Quando eu era criança conheci uma menininha. Nós estávamos com uns cinco anos e era o primeiro dia da pré-escola. Para que nossa amizade começasse bastou que ela apontasse para a cadeira ao lado pedindo que eu me sentasse. Até hoje apontamos para cadeira ao lado, como quem diz uma à outra "senta aqui, me fala sobre você".
Ela fazia ballet. E nas nossas brincadeiras em que Ken e Barbie tinham muitos filhos, um dia perguntei quantos ela queria ter. Que menininha de cinco anos não pensa nos filhos que terá? Ela não. Respondeu que não teria nenhum, porque bailarinas não podiam ser mães. Inclusive, bailarinas não podiam fazer nada que estragasse o corpo, porque precisavam ser magras. Bailarinas, inclusive, nem poderiam casar, porque o marido poderia atrapalhar a carreira. Só a bailarina que não pode.
Fiquei chocada. Eu que tinha sete bonecas, cada qual com seu nome, seu berço, sua roupa de dormir. Eu que tinha devaneios com o dia em que aquelas bonecas seriam substituídas por bebês de verdade, que pensava quem seria o moço que cuidaria destes pretensos bebês junto de mim. Eu e minha amiga éramos e somos bem diferentes, e continuamos durante algum tempo brincando com barbies, bonecas, amarelinhas e tudo aquilo que existia para se fazer de conta alguma coisa.
Crescemos amigas, mas ela cresceu mais rápido. Eu queria ficar criança por mais tempo, ela começou a namorar e não continuou bailarina.

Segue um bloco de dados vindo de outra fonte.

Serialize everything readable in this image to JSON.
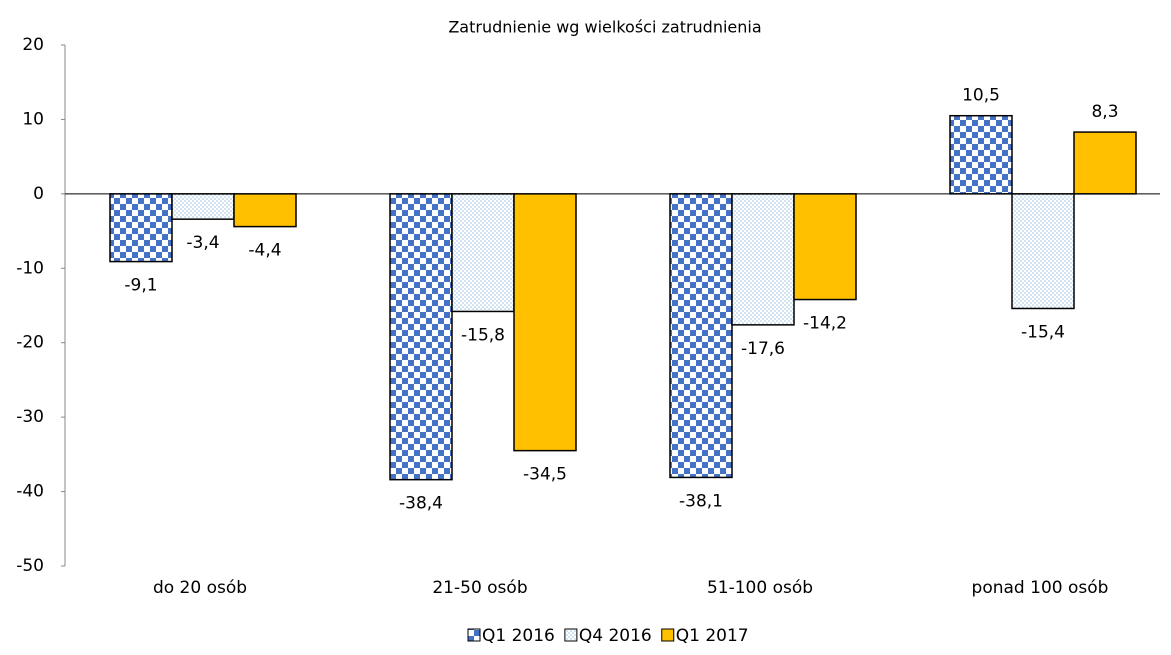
{
  "chart_data": {
    "type": "bar",
    "title": "Zatrudnienie wg wielkości zatrudnienia",
    "categories": [
      "do 20 osób",
      "21-50 osób",
      "51-100 osób",
      "ponad 100 osób"
    ],
    "series": [
      {
        "name": "Q1 2016",
        "color": "#4472c4",
        "pattern": "checker",
        "values": [
          -9.1,
          -38.4,
          -38.1,
          10.5
        ],
        "value_labels": [
          "-9,1",
          "-38,4",
          "-38,1",
          "10,5"
        ]
      },
      {
        "name": "Q4 2016",
        "color": "#9dc3e6",
        "pattern": "dots",
        "values": [
          -3.4,
          -15.8,
          -17.6,
          -15.4
        ],
        "value_labels": [
          "-3,4",
          "-15,8",
          "-17,6",
          "-15,4"
        ]
      },
      {
        "name": "Q1 2017",
        "color": "#ffc000",
        "pattern": "solid",
        "values": [
          -4.4,
          -34.5,
          -14.2,
          8.3
        ],
        "value_labels": [
          "-4,4",
          "-34,5",
          "-14,2",
          "8,3"
        ]
      }
    ],
    "ylim": [
      -50,
      20
    ],
    "yticks": [
      -50,
      -40,
      -30,
      -20,
      -10,
      0,
      10,
      20
    ],
    "grid": false,
    "legend": "bottom"
  }
}
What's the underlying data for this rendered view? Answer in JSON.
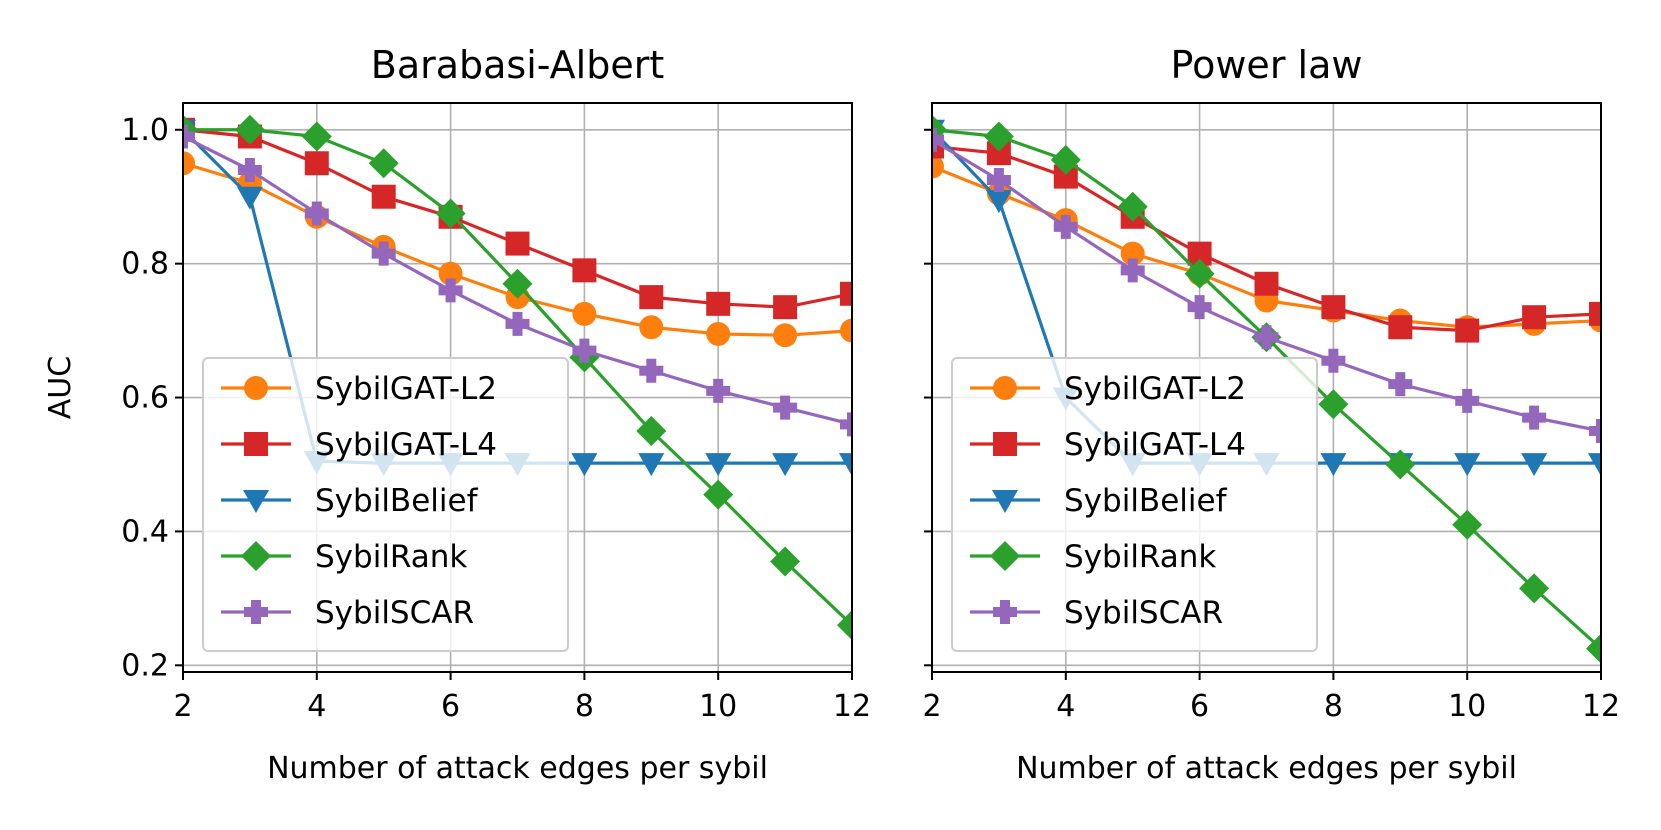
{
  "chart_data": [
    {
      "type": "line",
      "title": "Barabasi-Albert",
      "xlabel": "Number of attack edges per sybil",
      "ylabel": "AUC",
      "xlim": [
        2,
        12
      ],
      "ylim": [
        0.19,
        1.04
      ],
      "xticks": [
        2,
        4,
        6,
        8,
        10,
        12
      ],
      "yticks": [
        "0.2",
        "0.4",
        "0.6",
        "0.8",
        "1.0"
      ],
      "grid": true,
      "legend_position": "lower-left",
      "x": [
        2,
        3,
        4,
        5,
        6,
        7,
        8,
        9,
        10,
        11,
        12
      ],
      "series": [
        {
          "name": "SybilGAT-L2",
          "color": "#ff7f0e",
          "marker": "circle",
          "values": [
            0.95,
            0.92,
            0.87,
            0.825,
            0.785,
            0.75,
            0.725,
            0.705,
            0.695,
            0.693,
            0.7
          ]
        },
        {
          "name": "SybilGAT-L4",
          "color": "#d62728",
          "marker": "square",
          "values": [
            1.0,
            0.99,
            0.95,
            0.9,
            0.87,
            0.83,
            0.79,
            0.75,
            0.74,
            0.735,
            0.755
          ]
        },
        {
          "name": "SybilBelief",
          "color": "#1f77b4",
          "marker": "triangle-down",
          "values": [
            1.0,
            0.9,
            0.505,
            0.502,
            0.502,
            0.502,
            0.502,
            0.502,
            0.502,
            0.502,
            0.502
          ]
        },
        {
          "name": "SybilRank",
          "color": "#2ca02c",
          "marker": "diamond",
          "values": [
            1.0,
            1.0,
            0.99,
            0.95,
            0.875,
            0.77,
            0.66,
            0.55,
            0.455,
            0.355,
            0.26
          ]
        },
        {
          "name": "SybilSCAR",
          "color": "#9467bd",
          "marker": "plus",
          "values": [
            0.99,
            0.94,
            0.875,
            0.815,
            0.76,
            0.71,
            0.67,
            0.64,
            0.61,
            0.585,
            0.56
          ]
        }
      ]
    },
    {
      "type": "line",
      "title": "Power law",
      "xlabel": "Number of attack edges per sybil",
      "ylabel": "",
      "xlim": [
        2,
        12
      ],
      "ylim": [
        0.19,
        1.04
      ],
      "xticks": [
        2,
        4,
        6,
        8,
        10,
        12
      ],
      "yticks": [
        "0.2",
        "0.4",
        "0.6",
        "0.8",
        "1.0"
      ],
      "grid": true,
      "legend_position": "lower-left",
      "x": [
        2,
        3,
        4,
        5,
        6,
        7,
        8,
        9,
        10,
        11,
        12
      ],
      "series": [
        {
          "name": "SybilGAT-L2",
          "color": "#ff7f0e",
          "marker": "circle",
          "values": [
            0.945,
            0.905,
            0.865,
            0.815,
            0.785,
            0.745,
            0.73,
            0.715,
            0.705,
            0.71,
            0.715
          ]
        },
        {
          "name": "SybilGAT-L4",
          "color": "#d62728",
          "marker": "square",
          "values": [
            0.975,
            0.965,
            0.93,
            0.87,
            0.815,
            0.77,
            0.735,
            0.705,
            0.7,
            0.72,
            0.725
          ]
        },
        {
          "name": "SybilBelief",
          "color": "#1f77b4",
          "marker": "triangle-down",
          "values": [
            1.0,
            0.895,
            0.6,
            0.502,
            0.502,
            0.502,
            0.502,
            0.502,
            0.502,
            0.502,
            0.502
          ]
        },
        {
          "name": "SybilRank",
          "color": "#2ca02c",
          "marker": "diamond",
          "values": [
            1.0,
            0.99,
            0.955,
            0.885,
            0.785,
            0.69,
            0.59,
            0.5,
            0.41,
            0.315,
            0.225
          ]
        },
        {
          "name": "SybilSCAR",
          "color": "#9467bd",
          "marker": "plus",
          "values": [
            0.985,
            0.925,
            0.855,
            0.79,
            0.735,
            0.69,
            0.655,
            0.62,
            0.595,
            0.57,
            0.55
          ]
        }
      ]
    }
  ]
}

E durante muito tempo, eu continuei querendo muitos filhos, casar aos 24 anos e ser veterinária.
Hoje eu tenho vinte e cinco e daqui a dois meses, faço vinte e seis e a origem do meu feminismo começou há tão pouco tempo que tenho vergonha de contar.

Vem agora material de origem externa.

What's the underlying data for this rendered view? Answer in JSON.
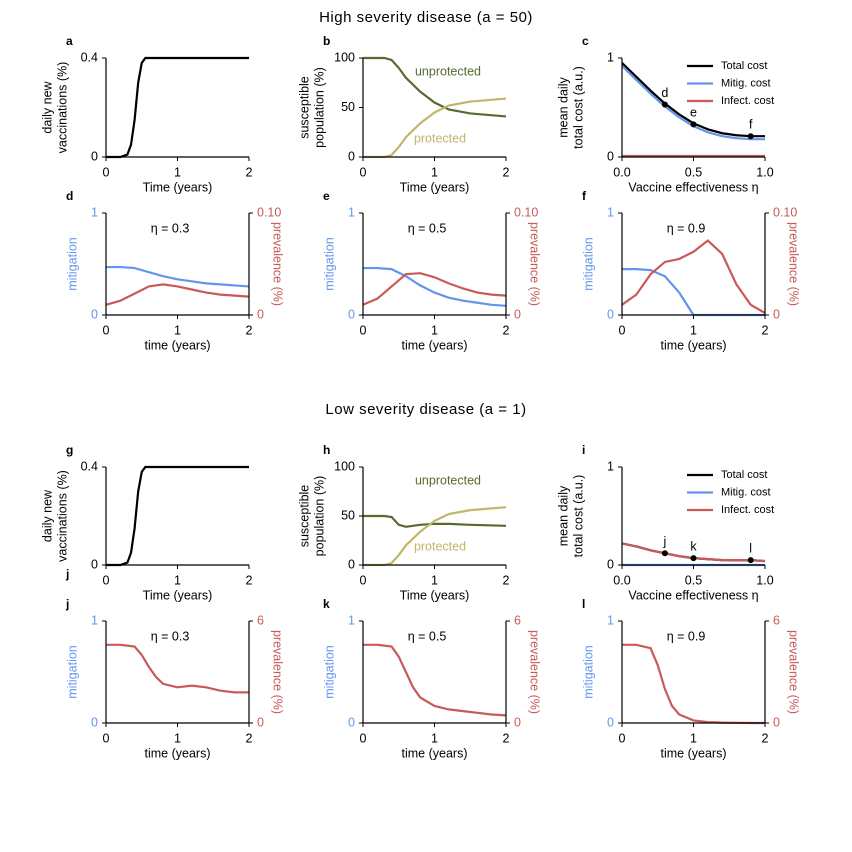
{
  "sections": [
    "High severity disease (a = 50)",
    "Low severity disease (a = 1)"
  ],
  "chart_data": [
    {
      "type": "line",
      "letter": "a",
      "x": [
        0,
        0.2,
        0.3,
        0.35,
        0.4,
        0.45,
        0.5,
        0.55,
        0.6,
        1,
        1.5,
        2
      ],
      "xlim": [
        0,
        2
      ],
      "xticks": [
        0,
        1,
        2
      ],
      "ylim": [
        0,
        0.4
      ],
      "yticks": [
        0,
        0.4
      ],
      "xlabel": "Time (years)",
      "ylabel": [
        "daily new",
        "vaccinations (%)"
      ],
      "series": [
        {
          "name": "vaccinations",
          "color": "#000000",
          "values": [
            0,
            0,
            0.01,
            0.05,
            0.15,
            0.3,
            0.38,
            0.4,
            0.4,
            0.4,
            0.4,
            0.4
          ]
        }
      ]
    },
    {
      "type": "line",
      "letter": "b",
      "x": [
        0,
        0.3,
        0.4,
        0.5,
        0.6,
        0.8,
        1,
        1.2,
        1.5,
        2
      ],
      "xlim": [
        0,
        2
      ],
      "xticks": [
        0,
        1,
        2
      ],
      "ylim": [
        0,
        100
      ],
      "yticks": [
        0,
        50,
        100
      ],
      "xlabel": "Time (years)",
      "ylabel": [
        "susceptible",
        "population (%)"
      ],
      "inline_names": true,
      "series": [
        {
          "name": "unprotected",
          "color": "#556b2f",
          "values": [
            100,
            100,
            98,
            90,
            80,
            66,
            55,
            48,
            44,
            41
          ]
        },
        {
          "name": "protected",
          "color": "#c2b56c",
          "values": [
            0,
            0,
            2,
            10,
            20,
            34,
            45,
            52,
            56,
            59
          ]
        }
      ]
    },
    {
      "type": "line",
      "letter": "c",
      "x": [
        0,
        0.1,
        0.2,
        0.3,
        0.4,
        0.5,
        0.6,
        0.7,
        0.8,
        0.9,
        1
      ],
      "xlim": [
        0,
        1
      ],
      "xticks": [
        {
          "value": 0,
          "label": "0.0"
        },
        0.5,
        {
          "value": 1,
          "label": "1.0"
        }
      ],
      "ylim": [
        0,
        1
      ],
      "yticks": [
        0,
        1
      ],
      "xlabel": "Vaccine effectiveness η",
      "ylabel": [
        "mean daily",
        "total cost (a.u.)"
      ],
      "legend": "upper right",
      "series": [
        {
          "name": "Total cost",
          "color": "#000000",
          "values": [
            0.95,
            0.81,
            0.67,
            0.54,
            0.43,
            0.34,
            0.28,
            0.24,
            0.22,
            0.21,
            0.21
          ]
        },
        {
          "name": "Mitig. cost",
          "color": "#6495ed",
          "values": [
            0.92,
            0.78,
            0.64,
            0.51,
            0.4,
            0.31,
            0.25,
            0.21,
            0.19,
            0.18,
            0.18
          ]
        },
        {
          "name": "Infect. cost",
          "color": "#c85a5a",
          "values": [
            0.01,
            0.01,
            0.01,
            0.01,
            0.01,
            0.01,
            0.01,
            0.01,
            0.01,
            0.01,
            0.01
          ]
        }
      ],
      "markers": {
        "labels": [
          "d",
          "e",
          "f"
        ],
        "x": [
          0.3,
          0.5,
          0.9
        ],
        "values": [
          0.53,
          0.33,
          0.21
        ]
      }
    },
    {
      "type": "line",
      "letter": "d",
      "x": [
        0,
        0.2,
        0.4,
        0.6,
        0.8,
        1,
        1.2,
        1.4,
        1.6,
        1.8,
        2
      ],
      "xlim": [
        0,
        2
      ],
      "xticks": [
        0,
        1,
        2
      ],
      "ylim": [
        0,
        1
      ],
      "yticks": [
        0,
        1
      ],
      "y2lim": [
        0,
        0.1
      ],
      "y2ticks": [
        0,
        {
          "value": 0.1,
          "label": "0.10"
        }
      ],
      "xlabel": "time (years)",
      "ylabel": [
        "mitigation"
      ],
      "y2label": "prevalence (%)",
      "ycolor": "#6495ed",
      "y2color": "#c85a5a",
      "annotation": "η = 0.3",
      "series": [
        {
          "name": "mitigation",
          "color": "#6495ed",
          "values": [
            0.47,
            0.47,
            0.46,
            0.42,
            0.38,
            0.35,
            0.33,
            0.31,
            0.3,
            0.29,
            0.28
          ]
        },
        {
          "name": "prevalence",
          "color": "#c85a5a",
          "axis": "y2",
          "values": [
            0.01,
            0.014,
            0.021,
            0.028,
            0.03,
            0.028,
            0.025,
            0.022,
            0.02,
            0.019,
            0.018
          ]
        }
      ]
    },
    {
      "type": "line",
      "letter": "e",
      "x": [
        0,
        0.2,
        0.4,
        0.6,
        0.8,
        1,
        1.2,
        1.4,
        1.6,
        1.8,
        2
      ],
      "xlim": [
        0,
        2
      ],
      "xticks": [
        0,
        1,
        2
      ],
      "ylim": [
        0,
        1
      ],
      "yticks": [
        0,
        1
      ],
      "y2lim": [
        0,
        0.1
      ],
      "y2ticks": [
        0,
        {
          "value": 0.1,
          "label": "0.10"
        }
      ],
      "xlabel": "time (years)",
      "ylabel": [
        "mitigation"
      ],
      "y2label": "prevalence (%)",
      "ycolor": "#6495ed",
      "y2color": "#c85a5a",
      "annotation": "η = 0.5",
      "series": [
        {
          "name": "mitigation",
          "color": "#6495ed",
          "values": [
            0.46,
            0.46,
            0.45,
            0.38,
            0.29,
            0.22,
            0.17,
            0.14,
            0.12,
            0.1,
            0.09
          ]
        },
        {
          "name": "prevalence",
          "color": "#c85a5a",
          "axis": "y2",
          "values": [
            0.01,
            0.016,
            0.028,
            0.04,
            0.041,
            0.037,
            0.031,
            0.026,
            0.022,
            0.02,
            0.019
          ]
        }
      ]
    },
    {
      "type": "line",
      "letter": "f",
      "x": [
        0,
        0.2,
        0.4,
        0.6,
        0.8,
        1,
        1.2,
        1.4,
        1.6,
        1.8,
        2
      ],
      "xlim": [
        0,
        2
      ],
      "xticks": [
        0,
        1,
        2
      ],
      "ylim": [
        0,
        1
      ],
      "yticks": [
        0,
        1
      ],
      "y2lim": [
        0,
        0.1
      ],
      "y2ticks": [
        0,
        {
          "value": 0.1,
          "label": "0.10"
        }
      ],
      "xlabel": "time (years)",
      "ylabel": [
        "mitigation"
      ],
      "y2label": "prevalence (%)",
      "ycolor": "#6495ed",
      "y2color": "#c85a5a",
      "annotation": "η = 0.9",
      "series": [
        {
          "name": "mitigation",
          "color": "#6495ed",
          "values": [
            0.45,
            0.45,
            0.44,
            0.38,
            0.22,
            0,
            0,
            0,
            0,
            0,
            0
          ]
        },
        {
          "name": "prevalence",
          "color": "#c85a5a",
          "axis": "y2",
          "values": [
            0.01,
            0.02,
            0.04,
            0.052,
            0.055,
            0.062,
            0.073,
            0.06,
            0.03,
            0.01,
            0.002
          ]
        }
      ]
    },
    {
      "type": "line",
      "letter": "g",
      "extra_label": "j",
      "x": [
        0,
        0.2,
        0.3,
        0.35,
        0.4,
        0.45,
        0.5,
        0.55,
        0.6,
        1,
        1.5,
        2
      ],
      "xlim": [
        0,
        2
      ],
      "xticks": [
        0,
        1,
        2
      ],
      "ylim": [
        0,
        0.4
      ],
      "yticks": [
        0,
        0.4
      ],
      "xlabel": "Time (years)",
      "ylabel": [
        "daily new",
        "vaccinations (%)"
      ],
      "series": [
        {
          "name": "vaccinations",
          "color": "#000000",
          "values": [
            0,
            0,
            0.01,
            0.05,
            0.15,
            0.3,
            0.38,
            0.4,
            0.4,
            0.4,
            0.4,
            0.4
          ]
        }
      ]
    },
    {
      "type": "line",
      "letter": "h",
      "x": [
        0,
        0.3,
        0.4,
        0.5,
        0.6,
        0.8,
        1,
        1.2,
        1.5,
        2
      ],
      "xlim": [
        0,
        2
      ],
      "xticks": [
        0,
        1,
        2
      ],
      "ylim": [
        0,
        100
      ],
      "yticks": [
        0,
        50,
        100
      ],
      "xlabel": "Time (years)",
      "ylabel": [
        "susceptible",
        "population (%)"
      ],
      "inline_names": true,
      "series": [
        {
          "name": "unprotected",
          "color": "#556b2f",
          "values": [
            50,
            50,
            49,
            41,
            39,
            41,
            42,
            42,
            41,
            40
          ]
        },
        {
          "name": "protected",
          "color": "#c2b56c",
          "values": [
            0,
            0,
            2,
            10,
            20,
            34,
            45,
            52,
            56,
            59
          ]
        }
      ]
    },
    {
      "type": "line",
      "letter": "i",
      "x": [
        0,
        0.1,
        0.2,
        0.3,
        0.4,
        0.5,
        0.6,
        0.7,
        0.8,
        0.9,
        1
      ],
      "xlim": [
        0,
        1
      ],
      "xticks": [
        {
          "value": 0,
          "label": "0.0"
        },
        0.5,
        {
          "value": 1,
          "label": "1.0"
        }
      ],
      "ylim": [
        0,
        1
      ],
      "yticks": [
        0,
        1
      ],
      "xlabel": "Vaccine effectiveness η",
      "ylabel": [
        "mean daily",
        "total cost (a.u.)"
      ],
      "legend": "upper right",
      "series": [
        {
          "name": "Total cost",
          "color": "#000000",
          "values": [
            0.22,
            0.19,
            0.15,
            0.12,
            0.09,
            0.07,
            0.06,
            0.05,
            0.05,
            0.05,
            0.04
          ]
        },
        {
          "name": "Mitig. cost",
          "color": "#6495ed",
          "values": [
            0,
            0,
            0,
            0,
            0,
            0,
            0,
            0,
            0,
            0,
            0
          ]
        },
        {
          "name": "Infect. cost",
          "color": "#c85a5a",
          "values": [
            0.22,
            0.19,
            0.15,
            0.12,
            0.09,
            0.07,
            0.06,
            0.05,
            0.05,
            0.05,
            0.04
          ]
        }
      ],
      "markers": {
        "labels": [
          "j",
          "k",
          "l"
        ],
        "x": [
          0.3,
          0.5,
          0.9
        ],
        "values": [
          0.12,
          0.07,
          0.05
        ]
      }
    },
    {
      "type": "line",
      "letter": "j",
      "x": [
        0,
        0.2,
        0.4,
        0.5,
        0.6,
        0.7,
        0.8,
        1,
        1.2,
        1.4,
        1.6,
        1.8,
        2
      ],
      "xlim": [
        0,
        2
      ],
      "xticks": [
        0,
        1,
        2
      ],
      "ylim": [
        0,
        1
      ],
      "yticks": [
        0,
        1
      ],
      "y2lim": [
        0,
        6
      ],
      "y2ticks": [
        0,
        6
      ],
      "xlabel": "time (years)",
      "ylabel": [
        "mitigation"
      ],
      "y2label": "prevalence (%)",
      "ycolor": "#6495ed",
      "y2color": "#c85a5a",
      "annotation": "η = 0.3",
      "series": [
        {
          "name": "prevalence",
          "color": "#c85a5a",
          "axis": "y2",
          "values": [
            4.6,
            4.6,
            4.5,
            4,
            3.3,
            2.7,
            2.3,
            2.1,
            2.2,
            2.1,
            1.9,
            1.8,
            1.8
          ]
        }
      ]
    },
    {
      "type": "line",
      "letter": "k",
      "x": [
        0,
        0.2,
        0.4,
        0.5,
        0.6,
        0.7,
        0.8,
        1,
        1.2,
        1.4,
        1.6,
        1.8,
        2
      ],
      "xlim": [
        0,
        2
      ],
      "xticks": [
        0,
        1,
        2
      ],
      "ylim": [
        0,
        1
      ],
      "yticks": [
        0,
        1
      ],
      "y2lim": [
        0,
        6
      ],
      "y2ticks": [
        0,
        6
      ],
      "xlabel": "time (years)",
      "ylabel": [
        "mitigation"
      ],
      "y2label": "prevalence (%)",
      "ycolor": "#6495ed",
      "y2color": "#c85a5a",
      "annotation": "η = 0.5",
      "series": [
        {
          "name": "prevalence",
          "color": "#c85a5a",
          "axis": "y2",
          "values": [
            4.6,
            4.6,
            4.5,
            3.9,
            3,
            2.1,
            1.5,
            1,
            0.8,
            0.7,
            0.6,
            0.5,
            0.45
          ]
        }
      ]
    },
    {
      "type": "line",
      "letter": "l",
      "x": [
        0,
        0.2,
        0.4,
        0.5,
        0.6,
        0.7,
        0.8,
        1,
        1.2,
        1.4,
        1.6,
        1.8,
        2
      ],
      "xlim": [
        0,
        2
      ],
      "xticks": [
        0,
        1,
        2
      ],
      "ylim": [
        0,
        1
      ],
      "yticks": [
        0,
        1
      ],
      "y2lim": [
        0,
        6
      ],
      "y2ticks": [
        0,
        6
      ],
      "xlabel": "time (years)",
      "ylabel": [
        "mitigation"
      ],
      "y2label": "prevalence (%)",
      "ycolor": "#6495ed",
      "y2color": "#c85a5a",
      "annotation": "η = 0.9",
      "series": [
        {
          "name": "prevalence",
          "color": "#c85a5a",
          "axis": "y2",
          "values": [
            4.6,
            4.6,
            4.4,
            3.4,
            2,
            1,
            0.5,
            0.15,
            0.05,
            0.02,
            0.01,
            0,
            0
          ]
        }
      ]
    }
  ]
}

Há dois anos e meio eu saí da faculdade de psicologia pronta para ir morar em Buenos Aires, onde eu faria um mestrado. Meu então namorado foi comigo. Lá havia alguma coisa muito errada, que me causava tal desconforto que não parecia certo eu permanecer por lá. Estava triste e com a sensação de que ali eu não cresceria, continuaria uma criança e brincaria de casinha com ele. Comecei a não botar mais fé no namoro e comecei a pensar no que eu poderia fazer para que a minha vida tomasse um rumo diferente daquele. Eu queria trabalhar.
Voltei pro Brasil chateada. Não queria tê-lo deixado para trás, mas o que aconteceu no decorrer do tempo é hoje mais que suficiente para mostrar que foi uma escolha acertada. Continuei gostando muito dele e namoramos durante um bom período, todo o que ele ficou lá, já que resolveu ficar. E nesse tempo eu cresci. A despeito do que eu tinha pensado que seria a minha vida, comecei a me notar mais companheira de mim mesma. E mais fazendo o possível para não ir contra o que eu queria, o que acreditava. E por isso consegui pelo menos uma parte do que busquei quando decidi deixar aquele que tinha sido o amor da minha vida pra trás.
Durante muito tempo, comer sozinha era penoso. Hoje eu faço uma refeição para mim mesma e como com o mesmo prazer que comeria se estivesse com outras pessoas. Notar que estar com uma pessoa em quem você não pode apostar a sua coleção de papéis de carta, fez a diferença nesse sentido. Notar que posso sim esperar e esperar enquanto seja necessário por aquele que nunca tentaria que eu fosse outra coisa que não eu, também fez a diferença. Não sentir medo durante esse tempo, tem a ver com a origem do meu feminismo: essa vontade de ser mulher a despeito de ter ao meu lado quem me afirme isso. Aliás, hoje tenho pra mim, que prefiro mesmo um homem que se sinta atraído por uma dessas que já são mulheres antes que eles lhes contem esse grande segredo.